THE ELECTRIC COMPANY teaches grade-schoolers important language skills like letter sounds, reading, grammar, and sentence structure. This updated take on the same-named 1970s classic centers on four friends united in their passion for language and the power of words. Blessed with superhuman abilities to conjure and manipulate words and phrases (thanks to the show's top-notch CGI), the friends -- a.k.a. The Electric Company -- use their powers to squash the troublemaking endeavors of their neighborhood nemeses, The Pranksters. As in the original version of the show, a sketch comedy format combines animated shorts, song-and-dance numbers, and instructional lessons that are all focused on a common educational theme.
Is it any good?
English class has never been as fun as it is with The Electric Company at the helm. With lessons woven into humorous, kid-friendly storylines, upbeat music inspired by a variety of genres, and graphics that bring words and their letter components to life onscreen, the show gives kids multi-dimensional instruction that builds on traditional education. Brisk transitions between segments and a varied cast of characters and animated clips maintain kids' interest and entertain so well that they might not even realize the show's true intentions.

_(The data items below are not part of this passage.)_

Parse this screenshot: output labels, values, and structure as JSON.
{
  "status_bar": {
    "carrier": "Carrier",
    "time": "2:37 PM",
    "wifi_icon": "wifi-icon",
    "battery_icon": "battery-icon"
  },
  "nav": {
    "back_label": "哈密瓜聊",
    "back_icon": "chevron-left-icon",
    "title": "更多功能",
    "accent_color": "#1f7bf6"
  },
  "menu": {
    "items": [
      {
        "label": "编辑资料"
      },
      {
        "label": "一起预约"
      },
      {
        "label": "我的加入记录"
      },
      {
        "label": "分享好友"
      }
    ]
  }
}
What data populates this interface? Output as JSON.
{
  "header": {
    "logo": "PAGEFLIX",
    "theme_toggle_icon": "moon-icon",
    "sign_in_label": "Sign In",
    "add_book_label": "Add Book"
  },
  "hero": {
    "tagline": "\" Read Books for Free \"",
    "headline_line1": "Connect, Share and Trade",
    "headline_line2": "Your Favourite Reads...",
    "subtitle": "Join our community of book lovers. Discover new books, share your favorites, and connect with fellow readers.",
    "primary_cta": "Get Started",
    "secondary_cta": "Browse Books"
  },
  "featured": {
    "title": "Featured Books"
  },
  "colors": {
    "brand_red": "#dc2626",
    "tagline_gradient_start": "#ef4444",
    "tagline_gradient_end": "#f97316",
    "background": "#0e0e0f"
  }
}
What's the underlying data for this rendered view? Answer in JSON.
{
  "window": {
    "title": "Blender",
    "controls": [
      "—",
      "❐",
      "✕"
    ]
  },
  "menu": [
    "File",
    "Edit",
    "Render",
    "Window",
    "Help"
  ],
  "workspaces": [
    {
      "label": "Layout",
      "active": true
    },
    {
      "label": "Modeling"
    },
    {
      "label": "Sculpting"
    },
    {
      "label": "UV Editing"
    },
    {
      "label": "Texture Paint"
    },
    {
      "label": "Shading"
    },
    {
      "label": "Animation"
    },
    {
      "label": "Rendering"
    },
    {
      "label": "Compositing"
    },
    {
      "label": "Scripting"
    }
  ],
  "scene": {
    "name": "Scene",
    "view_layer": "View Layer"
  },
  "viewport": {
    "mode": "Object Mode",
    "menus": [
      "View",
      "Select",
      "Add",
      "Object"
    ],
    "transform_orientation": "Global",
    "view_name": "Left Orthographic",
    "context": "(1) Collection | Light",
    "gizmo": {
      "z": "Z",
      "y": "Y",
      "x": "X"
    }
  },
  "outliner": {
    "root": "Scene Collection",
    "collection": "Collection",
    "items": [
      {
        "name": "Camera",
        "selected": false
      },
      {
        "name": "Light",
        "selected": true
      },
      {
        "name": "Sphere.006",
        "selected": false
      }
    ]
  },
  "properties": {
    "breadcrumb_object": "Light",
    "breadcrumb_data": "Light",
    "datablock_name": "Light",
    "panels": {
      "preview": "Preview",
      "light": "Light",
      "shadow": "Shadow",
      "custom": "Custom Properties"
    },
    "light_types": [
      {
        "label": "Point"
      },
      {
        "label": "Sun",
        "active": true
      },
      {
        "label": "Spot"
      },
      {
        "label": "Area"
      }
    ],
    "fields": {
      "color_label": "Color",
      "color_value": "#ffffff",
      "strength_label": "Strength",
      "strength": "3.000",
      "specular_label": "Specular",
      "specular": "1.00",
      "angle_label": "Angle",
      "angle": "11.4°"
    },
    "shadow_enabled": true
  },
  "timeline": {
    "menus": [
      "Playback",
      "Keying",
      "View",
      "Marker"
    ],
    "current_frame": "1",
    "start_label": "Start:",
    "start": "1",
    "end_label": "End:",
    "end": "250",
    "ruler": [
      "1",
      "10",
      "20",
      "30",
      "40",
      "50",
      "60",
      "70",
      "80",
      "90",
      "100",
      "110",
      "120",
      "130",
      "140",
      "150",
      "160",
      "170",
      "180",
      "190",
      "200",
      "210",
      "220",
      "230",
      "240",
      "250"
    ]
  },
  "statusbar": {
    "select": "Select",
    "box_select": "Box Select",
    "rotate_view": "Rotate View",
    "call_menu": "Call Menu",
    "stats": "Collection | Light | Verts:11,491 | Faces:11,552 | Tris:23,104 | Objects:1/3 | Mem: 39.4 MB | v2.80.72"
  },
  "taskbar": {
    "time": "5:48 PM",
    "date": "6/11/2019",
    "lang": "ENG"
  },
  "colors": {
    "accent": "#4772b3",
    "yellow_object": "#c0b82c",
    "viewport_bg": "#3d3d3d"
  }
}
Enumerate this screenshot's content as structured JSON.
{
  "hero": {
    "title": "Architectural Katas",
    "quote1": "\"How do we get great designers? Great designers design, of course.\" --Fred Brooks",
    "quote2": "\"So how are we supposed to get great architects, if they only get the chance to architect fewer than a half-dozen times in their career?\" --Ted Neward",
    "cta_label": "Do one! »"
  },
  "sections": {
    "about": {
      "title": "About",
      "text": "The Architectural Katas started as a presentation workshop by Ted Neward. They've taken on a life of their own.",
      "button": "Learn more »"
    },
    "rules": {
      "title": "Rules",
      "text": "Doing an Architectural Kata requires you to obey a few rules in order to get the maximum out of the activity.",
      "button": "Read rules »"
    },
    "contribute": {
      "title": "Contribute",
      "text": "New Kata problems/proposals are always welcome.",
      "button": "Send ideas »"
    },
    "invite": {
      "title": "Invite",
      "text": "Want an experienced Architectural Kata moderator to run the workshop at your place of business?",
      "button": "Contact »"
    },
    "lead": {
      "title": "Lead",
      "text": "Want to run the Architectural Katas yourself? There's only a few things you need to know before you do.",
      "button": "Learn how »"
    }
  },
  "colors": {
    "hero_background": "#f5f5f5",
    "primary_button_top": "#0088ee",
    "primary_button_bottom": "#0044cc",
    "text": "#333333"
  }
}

If you have fond memories of the original series from your own childhood, this great remake offers an opportunity to sit down with your kids and share some common ground. Since the show revives a few of the '70s series' classic sketches (remember those word-building silhouettes?), it's a fun way to revisit a part of your past while you connect with your kids and help reinforce their learning in a unique way.
Families can talk about...
Families can talk about how the media can be used to educate. Kids: Did you learn anything from watching this show? Did it reinforce what you've learned in school or teach you something entirely new?
Which of the show's methods most helped you understand what was being taught? Do you think shows like this are reliable ways to learn things? Why or why not?
How have digital media like email and text messaging changed the way we communicate? Is their influence making language and grammar skills less important? Is that OK?